Aktivisten wie Senoussi kritisieren, dass die Helfer der Vereinten Nationen im Dezember ihre Stadtteilzentren in Tripolis geschlossen hatten. Dort versorgte das UNHCR die aus den Camps Entlassenen unter anderem mit Lebensmitteln und Identitätskarten. »Die Milizen glauben, mit dem strikten Vorgehen gegen die Fremden die Unterstützung der Bevölkerung zurückzugewinnen«, sagt Senoussi. Er hatte bis zum letzten Moment Schwangere und Verletzte heimlich zu Ärzten gebracht.

Politische Beobachter nehmen an, dass auch der derzeitige Premier Dbaiba mit der Räumung des Lagers in Ain Zara seinen Ruf als Macher verfestigen will. Sein Mandat ist am 25.Dezember abgelaufen. Nachdem die geplanten Wahlen auf unbestimmte Zeit verschoben wurden, will der Geschäftsmann aus Misrata zusammen mit seinen fast 30 Ministern weiter im Amt bleiben.

 

Kommentar Schweigende Zustimmung. Mirco Keilberth über die Verhaftung Hunderter Migranten in Libyen

»Wir haben drei Monate lang gewartet, bis man uns wie versprochen hier herausholt, aber insgeheim habe ich jeden Tag damit gerechnet, dass so etwas wieder passiert.« Die Aussage eines Migranten aus dem Sudan über die brutale Razzia libyscher Sicherheitskräfte vom vergangenen Montag spricht Bände über das Leben in dem ehemals bei Gastarbeitern beliebten Libyen. Vor nicht einmal drei Monaten war Mohamed aus seiner mit Freunden angemieteten Wohnung in dem Stadtteil Gargaresch entführt worden, nun zwängten ihn Vermummte in einen gepanzerten Transportpanzer und brachen ihm bei der Aktion die Beine.

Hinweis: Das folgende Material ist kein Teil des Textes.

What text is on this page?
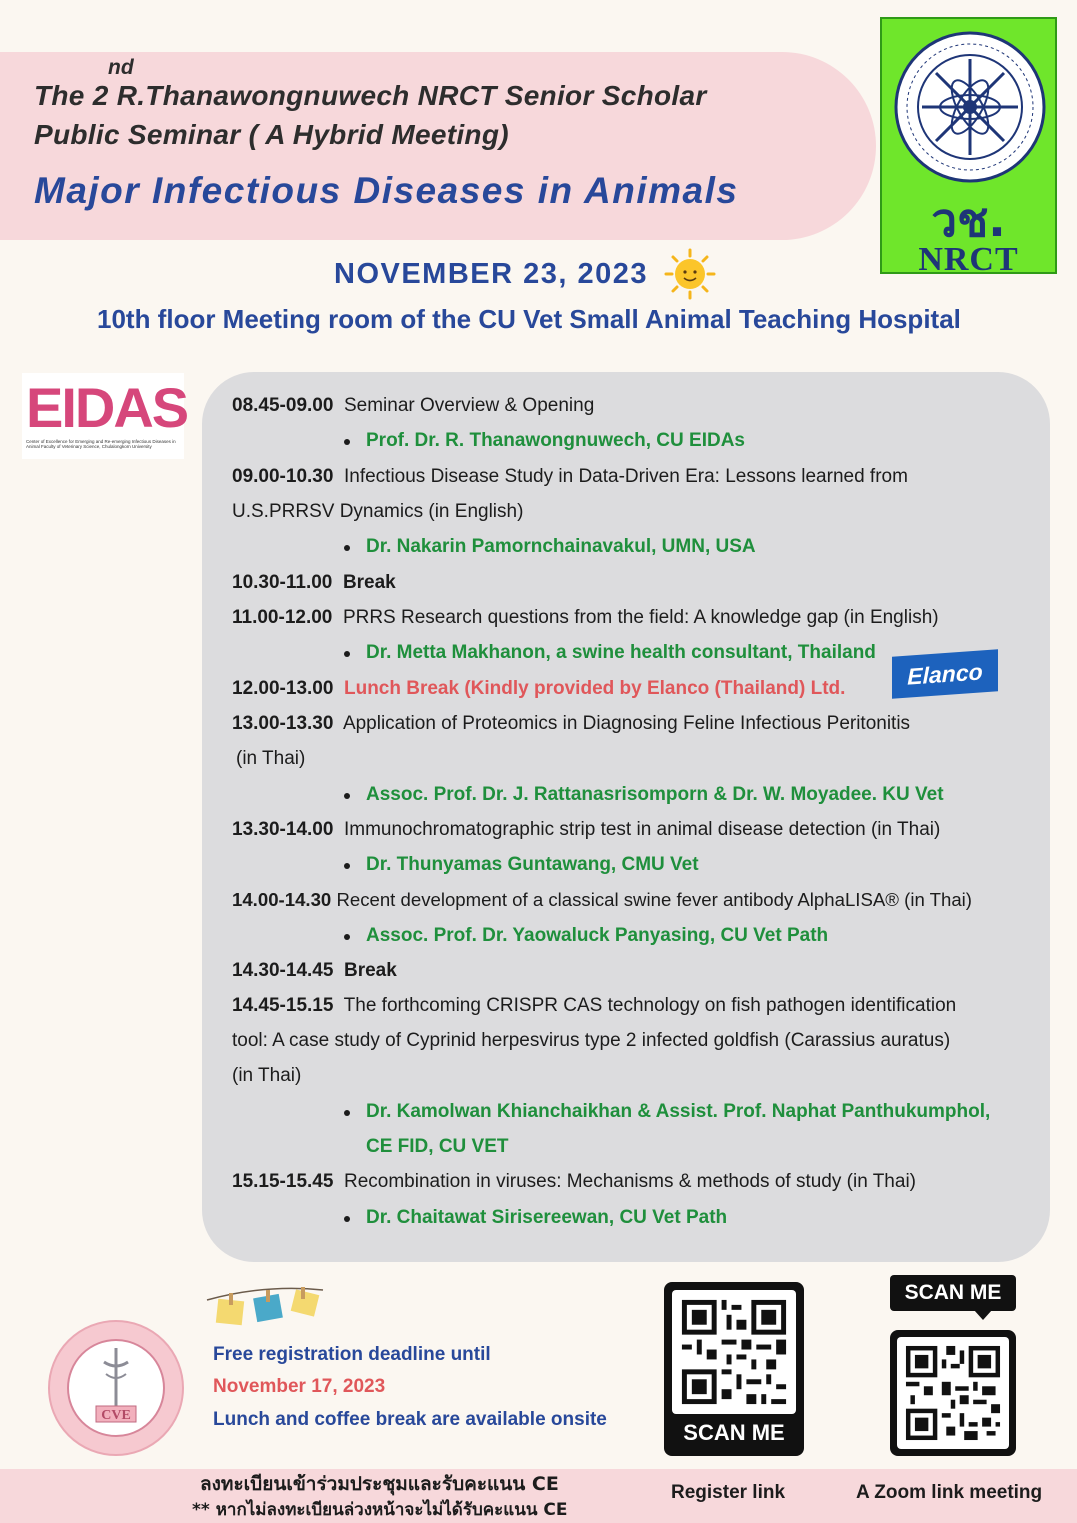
nd
The 2 R.Thanawongnuwech NRCT Senior Scholar
Public Seminar ( A Hybrid Meeting)
Major Infectious Diseases in Animals
วช.
NRCT
NOVEMBER 23, 2023
10th floor Meeting room of the CU Vet Small Animal Teaching Hospital
EIDAS
Center of Excellence for Emerging and Re-emerging Infectious Diseases in Animal Faculty of Veterinary Science, Chulalongkorn University
08.45-09.00 Seminar Overview & Opening
Prof. Dr. R. Thanawongnuwech, CU EIDAs
09.00-10.30 Infectious Disease Study in Data-Driven Era: Lessons learned from
U.S.PRRSV Dynamics (in English)
Dr. Nakarin Pamornchainavakul, UMN, USA
10.30-11.00 Break
11.00-12.00 PRRS Research questions from the field: A knowledge gap (in English)
Dr. Metta Makhanon, a swine health consultant, Thailand
12.00-13.00 Lunch Break (Kindly provided by Elanco (Thailand) Ltd.	Elanco
13.00-13.30 Application of Proteomics in Diagnosing Feline Infectious Peritonitis
(in Thai)
Assoc. Prof. Dr. J. Rattanasrisomporn & Dr. W. Moyadee. KU Vet
13.30-14.00 Immunochromatographic strip test in animal disease detection (in Thai)
Dr. Thunyamas Guntawang, CMU Vet
14.00-14.30 Recent development of a classical swine fever antibody AlphaLISA® (in Thai)
Assoc. Prof. Dr. Yaowaluck Panyasing, CU Vet Path
14.30-14.45 Break
14.45-15.15 The forthcoming CRISPR CAS technology on fish pathogen identification
tool: A case study of Cyprinid herpesvirus type 2 infected goldfish (Carassius auratus)
(in Thai)
Dr. Kamolwan Khianchaikhan & Assist. Prof. Naphat Panthukumphol,
CE FID, CU VET
15.15-15.45 Recombination in viruses: Mechanisms & methods of study (in Thai)
Dr. Chaitawat Sirisereewan, CU Vet Path
CVE
Free registration deadline until
November 17, 2023
Lunch and coffee break are available onsite
SCAN ME
SCAN ME
ลงทะเบียนเข้าร่วมประชุมและรับคะแนน CE
** หากไม่ลงทะเบียนล่วงหน้าจะไม่ได้รับคะแนน CE
Register link	A Zoom link meeting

Wie schon bei der Räumung des Protests vor dem Hauptquartier des UN-Flüchtlingswerkes im Oktober ließen dessen Mitarbeiter sich nicht blicken. Kritische Stimmen von Diplomaten gegenüber der Regierung Dabaiba gibt es nur wenige, denn sowohl Nichtregierungsorganisationen als auch die Vereinten Nationen fürchten um ihre Visa und Arbeitsgenehmigungen für ihre Mitarbeiter.

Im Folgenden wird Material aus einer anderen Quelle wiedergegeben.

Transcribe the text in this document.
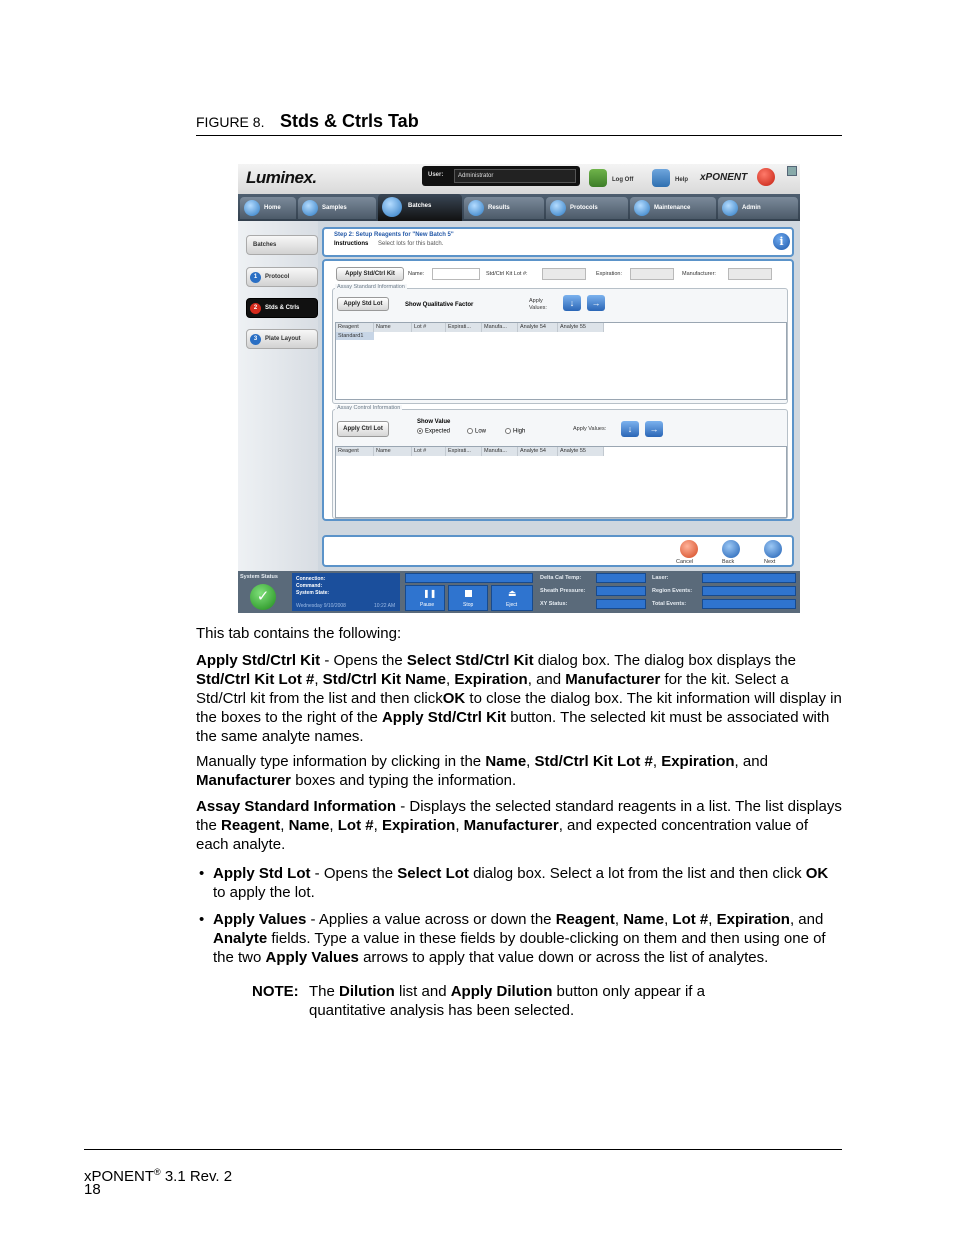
FIGURE 8. Stds & Ctrls Tab
Luminex.	User:	Administrator
Log Off	Help xPONENT
Home	Samples	Batches	Results	Protocols	Maintenance	Admin
Batches
1	Protocol
2	Stds & Ctrls
3	Plate Layout
Step 2: Setup Reagents for "New Batch 5"
Instructions Select lots for this batch.	i
Apply Std/Ctrl Kit	Name:	Std/Ctrl Kit Lot #:	Expiration:	Manufacturer:
Assay Standard Information
Apply Std Lot	Show Qualitative Factor
Apply
Values:	↓	→
Reagent	Name	Lot #	Expirati...	Manufa...	Analyte 54	Analyte 55
Standard1
Assay Control Information
Apply Ctrl Lot
Show Value
Expected	Low	High	Apply Values:	↓	→
Reagent	Name	Lot #	Expirati...	Manufa...	Analyte 54	Analyte 55
Cancel	Back	Next
System Status
✓
Connection:
Command:
System State:
Wednesday 9/10/2008	10:22 AM	Pause
❚❚
Stop	Eject
⏏
Delta Cal Temp:
Sheath Pressure:
XY Status:
Laser:
Region Events:
Total Events:
This tab contains the following:
Apply Std/Ctrl Kit - Opens the Select Std/Ctrl Kit dialog box. The dialog box displays the Std/Ctrl Kit Lot #, Std/Ctrl Kit Name, Expiration, and Manufacturer for the kit. Select a Std/Ctrl kit from the list and then clickOK to close the dialog box. The kit information will display in the boxes to the right of the Apply Std/Ctrl Kit button. The selected kit must be associated with the same analyte names.
Manually type information by clicking in the Name, Std/Ctrl Kit Lot #, Expiration, and Manufacturer boxes and typing the information.
Assay Standard Information - Displays the selected standard reagents in a list. The list displays the Reagent, Name, Lot #, Expiration, Manufacturer, and expected concentration value of each analyte.
• Apply Std Lot - Opens the Select Lot dialog box. Select a lot from the list and then click OK to apply the lot.
• Apply Values - Applies a value across or down the Reagent, Name, Lot #, Expiration, and Analyte fields. Type a value in these fields by double-clicking on them and then using one of the two Apply Values arrows to apply that value down or across the list of analytes.
NOTE: The Dilution list and Apply Dilution button only appear if a quantitative analysis has been selected.
xPONENT® 3.1 Rev. 2
18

Die Europäische Union keinen Gefallen, wenn sie diese menschliche Katastrophe ignoriert, denn schon bald könnten radikale Gruppen die Verzweiflung der Menschen wie schon 2014 für sich nutzen. Dabei gibt es einen Ausweg. Das derzeitige Machtvakuum kann mit massivem Sanktionsdruck auf die politischen Parteien und der Planung einer robusten EU-Wahlbeobachtermission - wie bereits 2012 und 2014 - beendet werden. Gut geplante Neuwahlen und die Legalisierung des Status von Migranten in Libyen wären nichts Neues. Es ist längst nur noch eine Minderheit von Migranten, die von Libyen aus nach Europa will. Doch indem die EU sie den Milizen überlässt und sich in Libyen nur oberflächlich engagiert, zwingt man die Menschen de facto dazu, in die Boote zu steigen.